No geral, há sinais generalizados de desconforto com a trajetória da religião na vida estadunidense. O descontentamento não é exclusivo dos estadunidenses religiosos. Pelo contrário, tanto os religiosos como os não-religiosos dizem sentir que as suas crenças os colocam em conflito com a cultura dominante, as pessoas que os rodeiam e o outro extremo do espectro político.
A população está dividida em partes praticamente iguais. A maioria democrata (72%) e sem filiação religiosa (72%) afirma que os cristãos conservadores foram longe demais na tentativa de promover os seus valores religiosos no governo e nas escolas públicas. Por seu lado, a maioria dos republicanos (76%) e dos cristãos (63%) diz que os liberais seculares foram longe demais ao tentar manter os valores religiosos fora destas instituições. Para os cristãos, a política é “muito secularizada” (63%) e para os não religiosos, a política é “muito religiosa” (73%). Os polos também estão presos em suas próprias bolhas.
Talvez possamos extrapolar para o Brasil parte desta reflexão sobre o real papel da religião na polarização política. Para que serve tudo isso? Quem está usando quem?
Hoje, são as forças de extrema-direita que mais mobilizam a religião quando enfrentam os desafios do dia a dia das pessoas no meio da crise social, econômica, política e de segurança pública. Neste contexto, os políticos, religiosos ou não, utilizam o religioso e as suas formas contemporâneas mais individualistas e dogmáticas como forma de apresentar alternativas que prometem o retorno à ordem, à previsibilidade, à segurança e à unidade.
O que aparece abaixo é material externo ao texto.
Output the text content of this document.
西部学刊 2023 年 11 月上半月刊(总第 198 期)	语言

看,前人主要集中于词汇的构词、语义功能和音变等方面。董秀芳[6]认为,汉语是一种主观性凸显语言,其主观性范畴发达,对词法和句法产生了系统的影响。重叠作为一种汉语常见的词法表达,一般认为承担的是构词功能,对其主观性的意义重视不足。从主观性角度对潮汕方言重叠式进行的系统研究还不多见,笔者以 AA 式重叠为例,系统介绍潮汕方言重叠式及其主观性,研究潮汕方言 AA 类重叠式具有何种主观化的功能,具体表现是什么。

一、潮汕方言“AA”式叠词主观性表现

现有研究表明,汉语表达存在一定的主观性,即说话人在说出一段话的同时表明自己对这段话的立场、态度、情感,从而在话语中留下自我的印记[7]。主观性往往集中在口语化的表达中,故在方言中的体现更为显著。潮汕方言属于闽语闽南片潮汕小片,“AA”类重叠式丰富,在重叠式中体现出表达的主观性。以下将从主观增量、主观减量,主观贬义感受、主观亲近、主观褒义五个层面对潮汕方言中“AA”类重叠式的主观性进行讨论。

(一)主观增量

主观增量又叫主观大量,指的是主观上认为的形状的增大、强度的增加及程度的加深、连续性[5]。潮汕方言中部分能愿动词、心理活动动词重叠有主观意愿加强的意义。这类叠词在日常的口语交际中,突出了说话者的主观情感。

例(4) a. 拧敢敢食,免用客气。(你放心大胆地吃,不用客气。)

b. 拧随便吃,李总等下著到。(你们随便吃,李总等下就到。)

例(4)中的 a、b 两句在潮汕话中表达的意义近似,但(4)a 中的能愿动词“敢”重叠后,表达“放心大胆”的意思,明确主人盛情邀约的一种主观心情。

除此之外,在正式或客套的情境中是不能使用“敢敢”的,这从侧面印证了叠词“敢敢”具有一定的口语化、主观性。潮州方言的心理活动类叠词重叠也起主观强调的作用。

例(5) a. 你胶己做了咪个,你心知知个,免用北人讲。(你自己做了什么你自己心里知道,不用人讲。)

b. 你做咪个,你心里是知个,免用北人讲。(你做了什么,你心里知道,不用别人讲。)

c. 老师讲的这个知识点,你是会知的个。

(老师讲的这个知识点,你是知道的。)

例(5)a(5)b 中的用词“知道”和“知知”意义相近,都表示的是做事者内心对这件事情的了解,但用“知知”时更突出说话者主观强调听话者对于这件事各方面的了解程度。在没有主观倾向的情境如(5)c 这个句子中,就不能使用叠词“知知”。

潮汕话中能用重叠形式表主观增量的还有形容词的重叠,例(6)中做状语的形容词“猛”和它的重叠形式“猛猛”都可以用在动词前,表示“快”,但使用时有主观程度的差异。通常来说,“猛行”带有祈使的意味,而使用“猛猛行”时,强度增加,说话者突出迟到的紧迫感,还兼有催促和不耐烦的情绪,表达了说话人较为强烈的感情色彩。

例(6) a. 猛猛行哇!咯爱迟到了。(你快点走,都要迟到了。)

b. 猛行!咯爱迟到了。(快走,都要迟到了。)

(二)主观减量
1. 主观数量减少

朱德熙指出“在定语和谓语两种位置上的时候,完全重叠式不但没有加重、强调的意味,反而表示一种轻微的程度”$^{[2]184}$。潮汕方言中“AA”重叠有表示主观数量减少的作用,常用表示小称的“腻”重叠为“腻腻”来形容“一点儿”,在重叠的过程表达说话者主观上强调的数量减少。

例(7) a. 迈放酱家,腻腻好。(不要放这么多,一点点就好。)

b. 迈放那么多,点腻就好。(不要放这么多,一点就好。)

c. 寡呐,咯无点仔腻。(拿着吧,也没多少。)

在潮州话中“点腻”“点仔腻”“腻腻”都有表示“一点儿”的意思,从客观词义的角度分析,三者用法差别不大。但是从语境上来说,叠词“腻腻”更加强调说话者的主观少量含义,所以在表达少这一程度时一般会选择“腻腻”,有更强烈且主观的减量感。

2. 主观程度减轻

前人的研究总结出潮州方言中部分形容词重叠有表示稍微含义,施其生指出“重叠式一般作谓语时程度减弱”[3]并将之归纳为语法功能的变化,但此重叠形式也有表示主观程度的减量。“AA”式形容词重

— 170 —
Na política brasileira atual, a religião é um recurso discursivo de pertencimento e recuperação da ordem utilizado pelos ultraconservadores, ou neoconservadores, para fazer avançar suas agendas nos espaços institucionais. Não se trata apenas de determinados grupos religiosos que procuram impor a sua moral através de políticas estatais, mas também de novas facetas do conservadorismo que utilizam a religião para estabelecer laços simbólicos e emocionais com as pessoas. Esta construção torna praticamente impossível dissociar a moral religiosa, as agendas políticas, as reivindicações sociais e os dilemas pessoais.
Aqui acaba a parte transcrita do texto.